El comedor: la figura de la madre



En esta instalación, de 1995, Eulalia Valldosera proyecta tras una cortina una gigantesca sombra femenina que espera, junto a la mesa, que alguien acuda a cenar. La artista decribe a esta figura como “madre nutriente en su acepción negativa: servil, sumisa...” y acaba identificándose con ella: “Finalmente, cuando abrí la cortina, la vi dentro de mí”. La hija se reconoce en ese vacío de la madre sin identidad propia en la cultura patriarcal.
Ese “descubrimiento” de la hija en relación con su madre, viene paralelo al descubrimiento que hacemos como espectadoras cuando abrimos la cortina y pasamos al interior de la instalación: esa enorme sombra femenina está construida con envases de medicinas y productos de limpieza, y la luz que la proyecta procede de una estufa doméstica.
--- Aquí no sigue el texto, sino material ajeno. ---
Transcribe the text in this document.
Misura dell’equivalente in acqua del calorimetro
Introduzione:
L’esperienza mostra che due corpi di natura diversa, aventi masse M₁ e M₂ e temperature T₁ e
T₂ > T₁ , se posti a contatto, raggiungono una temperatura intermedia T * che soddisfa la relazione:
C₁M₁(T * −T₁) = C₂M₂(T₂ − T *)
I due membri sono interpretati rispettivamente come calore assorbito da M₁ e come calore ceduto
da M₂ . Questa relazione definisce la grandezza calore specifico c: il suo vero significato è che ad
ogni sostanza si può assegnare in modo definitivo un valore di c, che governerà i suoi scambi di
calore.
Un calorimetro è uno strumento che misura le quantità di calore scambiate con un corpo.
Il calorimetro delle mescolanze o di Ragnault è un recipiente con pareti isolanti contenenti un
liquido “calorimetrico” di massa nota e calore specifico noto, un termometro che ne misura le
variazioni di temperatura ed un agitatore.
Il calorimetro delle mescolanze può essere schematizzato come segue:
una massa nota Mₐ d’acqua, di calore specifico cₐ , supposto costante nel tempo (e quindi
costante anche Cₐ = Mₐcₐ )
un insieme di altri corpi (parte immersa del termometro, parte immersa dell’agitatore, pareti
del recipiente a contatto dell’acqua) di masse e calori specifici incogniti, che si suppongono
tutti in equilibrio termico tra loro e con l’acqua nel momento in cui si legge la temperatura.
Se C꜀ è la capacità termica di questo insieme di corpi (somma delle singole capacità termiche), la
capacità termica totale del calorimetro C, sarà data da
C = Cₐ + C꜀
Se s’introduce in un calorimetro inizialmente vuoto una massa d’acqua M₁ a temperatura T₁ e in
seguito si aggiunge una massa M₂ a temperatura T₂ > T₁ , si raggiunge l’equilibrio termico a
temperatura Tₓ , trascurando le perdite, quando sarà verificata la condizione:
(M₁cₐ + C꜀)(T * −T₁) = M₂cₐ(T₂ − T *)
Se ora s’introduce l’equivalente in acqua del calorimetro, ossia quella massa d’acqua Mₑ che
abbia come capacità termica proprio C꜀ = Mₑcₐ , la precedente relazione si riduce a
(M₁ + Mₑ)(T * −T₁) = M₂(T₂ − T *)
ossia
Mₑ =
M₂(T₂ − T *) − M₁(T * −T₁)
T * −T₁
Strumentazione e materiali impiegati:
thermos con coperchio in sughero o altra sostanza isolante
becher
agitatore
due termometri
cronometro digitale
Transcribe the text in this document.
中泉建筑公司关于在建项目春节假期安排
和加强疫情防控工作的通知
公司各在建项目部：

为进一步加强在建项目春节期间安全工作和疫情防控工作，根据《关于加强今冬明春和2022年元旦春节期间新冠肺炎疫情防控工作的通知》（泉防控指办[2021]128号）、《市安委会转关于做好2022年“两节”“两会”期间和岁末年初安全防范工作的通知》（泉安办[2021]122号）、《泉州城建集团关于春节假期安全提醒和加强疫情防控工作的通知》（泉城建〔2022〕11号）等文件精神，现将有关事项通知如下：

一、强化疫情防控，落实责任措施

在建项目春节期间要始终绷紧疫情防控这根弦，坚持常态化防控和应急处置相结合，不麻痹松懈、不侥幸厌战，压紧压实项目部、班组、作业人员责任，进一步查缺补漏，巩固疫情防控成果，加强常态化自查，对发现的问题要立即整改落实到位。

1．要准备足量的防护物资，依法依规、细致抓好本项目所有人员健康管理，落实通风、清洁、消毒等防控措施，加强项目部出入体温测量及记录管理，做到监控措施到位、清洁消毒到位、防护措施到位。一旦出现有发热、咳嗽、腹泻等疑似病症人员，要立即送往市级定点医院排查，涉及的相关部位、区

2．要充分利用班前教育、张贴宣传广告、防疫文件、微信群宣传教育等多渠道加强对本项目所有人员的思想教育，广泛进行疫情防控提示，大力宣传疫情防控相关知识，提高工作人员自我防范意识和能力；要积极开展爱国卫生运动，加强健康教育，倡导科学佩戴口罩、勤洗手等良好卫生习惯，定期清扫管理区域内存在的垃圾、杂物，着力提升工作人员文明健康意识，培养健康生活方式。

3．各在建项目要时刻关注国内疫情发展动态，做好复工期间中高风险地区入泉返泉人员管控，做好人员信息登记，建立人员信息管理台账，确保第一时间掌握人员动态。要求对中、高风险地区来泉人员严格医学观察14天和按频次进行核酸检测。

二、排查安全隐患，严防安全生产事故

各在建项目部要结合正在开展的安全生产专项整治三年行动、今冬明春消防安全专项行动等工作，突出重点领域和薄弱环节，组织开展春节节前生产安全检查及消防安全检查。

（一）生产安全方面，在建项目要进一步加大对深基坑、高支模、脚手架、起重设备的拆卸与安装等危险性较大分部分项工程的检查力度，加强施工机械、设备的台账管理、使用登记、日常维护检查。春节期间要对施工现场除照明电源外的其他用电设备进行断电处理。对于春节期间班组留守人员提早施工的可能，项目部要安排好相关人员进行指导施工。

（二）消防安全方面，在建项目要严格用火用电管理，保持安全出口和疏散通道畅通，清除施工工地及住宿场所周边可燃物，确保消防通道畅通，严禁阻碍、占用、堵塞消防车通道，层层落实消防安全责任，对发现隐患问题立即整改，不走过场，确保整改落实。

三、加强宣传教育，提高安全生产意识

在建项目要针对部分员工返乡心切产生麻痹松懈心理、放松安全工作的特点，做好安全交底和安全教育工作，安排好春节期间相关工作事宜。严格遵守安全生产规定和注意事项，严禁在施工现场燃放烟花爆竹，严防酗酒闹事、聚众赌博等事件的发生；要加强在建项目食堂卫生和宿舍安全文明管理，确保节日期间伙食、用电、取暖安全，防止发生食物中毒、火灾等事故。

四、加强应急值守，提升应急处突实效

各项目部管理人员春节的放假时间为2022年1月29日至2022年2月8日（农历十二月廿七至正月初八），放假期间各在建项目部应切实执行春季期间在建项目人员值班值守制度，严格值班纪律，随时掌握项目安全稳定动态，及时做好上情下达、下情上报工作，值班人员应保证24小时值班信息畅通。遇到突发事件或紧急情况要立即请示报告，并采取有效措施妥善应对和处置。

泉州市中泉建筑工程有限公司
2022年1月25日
Estos elementos, despojados del dramatismo que hemos visto desde fuera en el juego de sombras, evocan la misma sustitución del cuerpo de la madre, confrontándonos crudamente con el problema de la privación de sentido.





Después, Valldosera ha construido figuras de sombras gigantes, cuerpos femeninos que remiten a arquetipos de feminidad poderosa: hadas, hechiceras, diosas... En la serie: Envases: el culto a la madre (1996) ya no hay cortinas: el mecanismo de construcción de las figuras-sombra está en primer plano y al descubierto: envases de productos de limpieza delante del haz de luz de un proyector de diapositivas. La visibilidad de los envases neutraliza la tentación de idealizar esas grandes proyecciones de feminidad mítica. El reconocimiento de la contradicción (entre las diosas, las hadas, y los productos domésticos, tan prosaicos) es como poco una espléndida invitación a la crítica y a la reflexión.